0
votes

I'm migrating Azure Search sdk from Microsoft.Azure.Search (v10) to Azure.Search.Documents (v11).

Before, with the v10, we had the ability to create indexes with Custom Analyzers, Tokenizers... using the C# SDK, like the following :

var index = new Microsoft.Azure.Search.Models.Index(
                name: GetIndexName(),
                defaultScoringProfile: defaultScoringProfile,
                fields: AzureQuestionItemDefinition.GetQuestionItemFieldsDefinition(),
                analyzers: new[] {
                    new CustomAnalyzer
                    {
                        Name = "standardAnalyzer",
                        Tokenizer = TokenizerName.Standard,
                        TokenFilters = new[]
                        {
                            TokenFilterName.Lowercase,
                            TokenFilterName.AsciiFolding,
                            TokenFilterName.Phonetic,
                        }
                    },
                    new CustomAnalyzer
                    {
                        Name = "prefixAnalyzer",
                        Tokenizer = TokenizerName.Standard,
                        TokenFilters = new[]
                        {
                            TokenFilterName.Lowercase,
                            TokenFilterName.AsciiFolding,
                            TokenFilterName.Phonetic,
                            "edgeNgramTokenFilter"
                        }
                    },
                },
                tokenFilters: new[]
                {
                    new EdgeNGramTokenFilterV2("edgeNgramTokenFilter", minGram: 2, maxGram: 10, EdgeNGramTokenFilterSide.Front),
                },
                scoringProfiles: new[]
                {
                    new ScoringProfile(defaultScoringProfile)
                    {
                        TextWeights = new TextWeights()
                        {
                            Weights = new Dictionary<string, double>() {
                                { nameof(QuestionItem.Text), 5.0 },
                                { nameof(QuestionItem.Context), 5.0 },
                                { $"{nameof(QuestionItem.Asker)}/{nameof(QuestionItem.Asker.Name)}", 3.0 },
                                { $"{nameof(QuestionItem.Answers)}/{nameof(AnswerItem.Text)}", 2.0 },
                                { $"{nameof(QuestionItem.Answers)}/{nameof(AnswerItem.AnswererName)}", 2.0 }
                            }
                        }
                    }
                }

While migrating to the new Azure.Search.Documents v11, I couldn't find a way to create my index like so using the C# SDK.

I found that the SearchIndex attributes are readonly:

//
    // Summary:
    //     Represents a search index definition, which describes the fields and search behavior
    //     of an index.
    public class SearchIndex : IUtf8JsonSerializable
    {
        //
        // Summary:
        //     Initializes a new instance of the Azure.Search.Documents.Indexes.Models.SearchIndex
        //     class.
        //
        // Parameters:
        //   name:
        //     The name of the index.
        //
        // Exceptions:
        //   T:System.ArgumentException:
        //     name is an empty string.
        //
        //   T:System.ArgumentNullException:
        //     name is null.
        public SearchIndex(string name);
        //
        // Summary:
        //     Initializes a new instance of the Azure.Search.Documents.Indexes.Models.SearchIndex
        //     class.
        //
        // Parameters:
        //   name:
        //     The name of the index.
        //
        //   fields:
        //     Fields to add to the index.
        //
        // Exceptions:
        //   T:System.ArgumentException:
        //     name is an empty string.
        //
        //   T:System.ArgumentNullException:
        //     name or fields is null.
        public SearchIndex(string name, IEnumerable<SearchField> fields);

        //
        // Summary:
        //     The name of the scoring profile to use if none is specified in the query.
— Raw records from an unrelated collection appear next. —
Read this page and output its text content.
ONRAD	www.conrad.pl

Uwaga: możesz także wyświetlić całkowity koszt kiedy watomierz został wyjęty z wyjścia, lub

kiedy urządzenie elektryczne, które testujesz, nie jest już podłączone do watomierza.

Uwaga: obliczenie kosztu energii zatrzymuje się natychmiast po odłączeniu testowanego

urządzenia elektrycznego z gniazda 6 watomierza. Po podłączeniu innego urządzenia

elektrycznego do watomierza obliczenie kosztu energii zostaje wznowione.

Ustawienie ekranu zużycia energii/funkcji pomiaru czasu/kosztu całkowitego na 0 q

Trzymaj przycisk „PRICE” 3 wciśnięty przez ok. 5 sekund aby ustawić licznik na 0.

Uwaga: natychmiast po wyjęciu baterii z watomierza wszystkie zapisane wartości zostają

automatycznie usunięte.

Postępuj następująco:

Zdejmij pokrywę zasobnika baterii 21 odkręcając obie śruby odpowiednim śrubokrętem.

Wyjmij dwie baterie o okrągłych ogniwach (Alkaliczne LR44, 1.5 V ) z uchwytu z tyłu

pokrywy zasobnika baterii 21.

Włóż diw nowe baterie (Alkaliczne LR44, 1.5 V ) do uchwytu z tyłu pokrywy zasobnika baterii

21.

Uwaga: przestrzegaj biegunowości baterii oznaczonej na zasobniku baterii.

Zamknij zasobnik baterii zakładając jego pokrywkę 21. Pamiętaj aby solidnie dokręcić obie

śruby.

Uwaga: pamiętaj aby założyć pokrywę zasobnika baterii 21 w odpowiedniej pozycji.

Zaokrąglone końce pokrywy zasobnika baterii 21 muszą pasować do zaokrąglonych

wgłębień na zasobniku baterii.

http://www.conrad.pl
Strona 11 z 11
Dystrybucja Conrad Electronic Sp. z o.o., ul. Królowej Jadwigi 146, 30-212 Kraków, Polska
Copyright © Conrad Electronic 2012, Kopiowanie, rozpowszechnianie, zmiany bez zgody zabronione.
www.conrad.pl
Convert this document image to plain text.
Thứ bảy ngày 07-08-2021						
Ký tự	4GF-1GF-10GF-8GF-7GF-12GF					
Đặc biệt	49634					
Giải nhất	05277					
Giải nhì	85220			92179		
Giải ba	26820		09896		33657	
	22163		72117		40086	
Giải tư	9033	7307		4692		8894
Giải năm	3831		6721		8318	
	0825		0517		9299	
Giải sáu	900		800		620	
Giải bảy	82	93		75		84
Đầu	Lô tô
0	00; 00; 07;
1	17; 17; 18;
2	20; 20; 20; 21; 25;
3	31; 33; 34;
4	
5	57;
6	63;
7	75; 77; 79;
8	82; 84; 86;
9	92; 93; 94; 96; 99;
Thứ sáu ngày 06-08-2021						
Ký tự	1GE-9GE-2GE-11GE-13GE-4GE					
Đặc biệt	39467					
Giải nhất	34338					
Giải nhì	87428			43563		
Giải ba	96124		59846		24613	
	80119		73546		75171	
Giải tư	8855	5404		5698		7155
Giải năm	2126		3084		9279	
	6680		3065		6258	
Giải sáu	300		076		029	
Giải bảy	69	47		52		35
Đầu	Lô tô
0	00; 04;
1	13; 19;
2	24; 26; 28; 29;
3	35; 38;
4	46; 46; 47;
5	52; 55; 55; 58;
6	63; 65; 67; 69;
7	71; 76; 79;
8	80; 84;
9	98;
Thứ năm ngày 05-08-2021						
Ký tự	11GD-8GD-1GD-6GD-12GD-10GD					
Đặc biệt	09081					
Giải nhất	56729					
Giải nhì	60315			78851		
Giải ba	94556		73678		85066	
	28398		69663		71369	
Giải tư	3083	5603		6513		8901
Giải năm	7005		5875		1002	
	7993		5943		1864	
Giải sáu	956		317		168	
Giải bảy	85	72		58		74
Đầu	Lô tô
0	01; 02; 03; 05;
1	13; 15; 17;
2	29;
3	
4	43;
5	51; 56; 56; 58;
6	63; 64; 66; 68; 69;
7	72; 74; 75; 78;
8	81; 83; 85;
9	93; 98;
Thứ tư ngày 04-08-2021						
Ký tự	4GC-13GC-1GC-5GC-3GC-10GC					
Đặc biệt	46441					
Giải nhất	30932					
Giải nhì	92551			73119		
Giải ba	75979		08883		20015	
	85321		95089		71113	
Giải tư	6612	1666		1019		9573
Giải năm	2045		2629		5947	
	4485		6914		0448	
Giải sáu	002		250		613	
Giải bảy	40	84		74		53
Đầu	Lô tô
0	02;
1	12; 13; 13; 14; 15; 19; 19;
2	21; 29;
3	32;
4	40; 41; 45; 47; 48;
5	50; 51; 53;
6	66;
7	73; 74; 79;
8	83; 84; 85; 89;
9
If
        //     this property is not set and no scoring profile is specified in the query, then
        //     default scoring (tf-idf) will be used.
        public string DefaultScoringProfile { get; set; }
        //
        // Summary:
        //     Options to control Cross-Origin Resource Sharing (CORS) for the index.
        public CorsOptions CorsOptions { get; set; }
        //
        // Summary:
        //     A description of an encryption key that you create in Azure Key Vault. This key
        //     is used to provide an additional level of encryption-at-rest for your data when
        //     you want full assurance that no one, not even Microsoft, can decrypt your data
        //     in Azure Cognitive Search. Once you have encrypted your data, it will always
        //     remain encrypted. Azure Cognitive Search will ignore attempts to set this property
        //     to null. You can change this property as needed if you want to rotate your encryption
        //     key; Your data will be unaffected. Encryption with customer-managed keys is not
        //     available for free search services, and is only available for paid services created
        //     on or after January 1, 2019.
        public SearchResourceEncryptionKey EncryptionKey { get; set; }
        //
        // Summary:
        //     The type of similarity algorithm to be used when scoring and ranking the documents
        //     matching a search query. The similarity algorithm can only be defined at index
        //     creation time and cannot be modified on existing indexes. If null, the ClassicSimilarity
        //     algorithm is used.
        public SimilarityAlgorithm Similarity { get; set; }
        //
        // Summary:
        //     Gets the name of the index.
        [CodeGenMemberAttribute("name")]
        public string Name { get; }
        //
        // Summary:
        //     Gets the analyzers for the index.
        public IList<LexicalAnalyzer> Analyzers { get; }
        //
        // Summary:
        //     Gets the character filters for the index.
        public IList<CharFilter> CharFilters { get; }
        //
        // Summary:
        //     Gets or sets the fields in the index. Use Azure.Search.Documents.Indexes.FieldBuilder
        //     to define fields based on a model class, or Azure.Search.Documents.Indexes.Models.SimpleField,
        //     Azure.Search.Documents.Indexes.Models.SearchableField, and Azure.Search.Documents.Indexes.Models.ComplexField
        //     to manually define fields. Index fields have many constraints that are not validated
        //     with Azure.Search.Documents.Indexes.Models.SearchField until the index is created
        //     on the server.
        public IList<SearchField> Fields { get; set; }
        //
        // Summary:
        //     Gets the scoring profiles for the index.
        public IList<ScoringProfile> ScoringProfiles { get; }
        //
        // Summary:
        //     Gets the suggesters for the index.
        public IList<SearchSuggester> Suggesters { get; }
        //
        // Summary:
        //     Gets the token filters for the index.
        public IList<TokenFilter> TokenFilters { get; }
        //
        // Summary:
        //     Gets the tokenizers for the index.
        public IList<LexicalTokenizer> Tokenizers { get; }
        //
        // Summary:
        //     The Azure.ETag of the Azure.Search.Documents.Indexes.Models.SearchIndex.
        public ETag? ETag { get; set; }
    }

My question is how to set a custom Tokenizers, TokenFilters, ScoringProfiles...

1

1 Answers

1
votes

Collection properties are initialized by default in the new Azure .NET client libraries. Although you can't set the properties, you can still call Add on each one:

var index = new SearchIndex("myindex");
index.ScoringProfiles.Add(new ScoringProfile(...));

I personally find this less convenient since I like to write expression-based code, so I've already passed along this feedback to the Azure SDK team.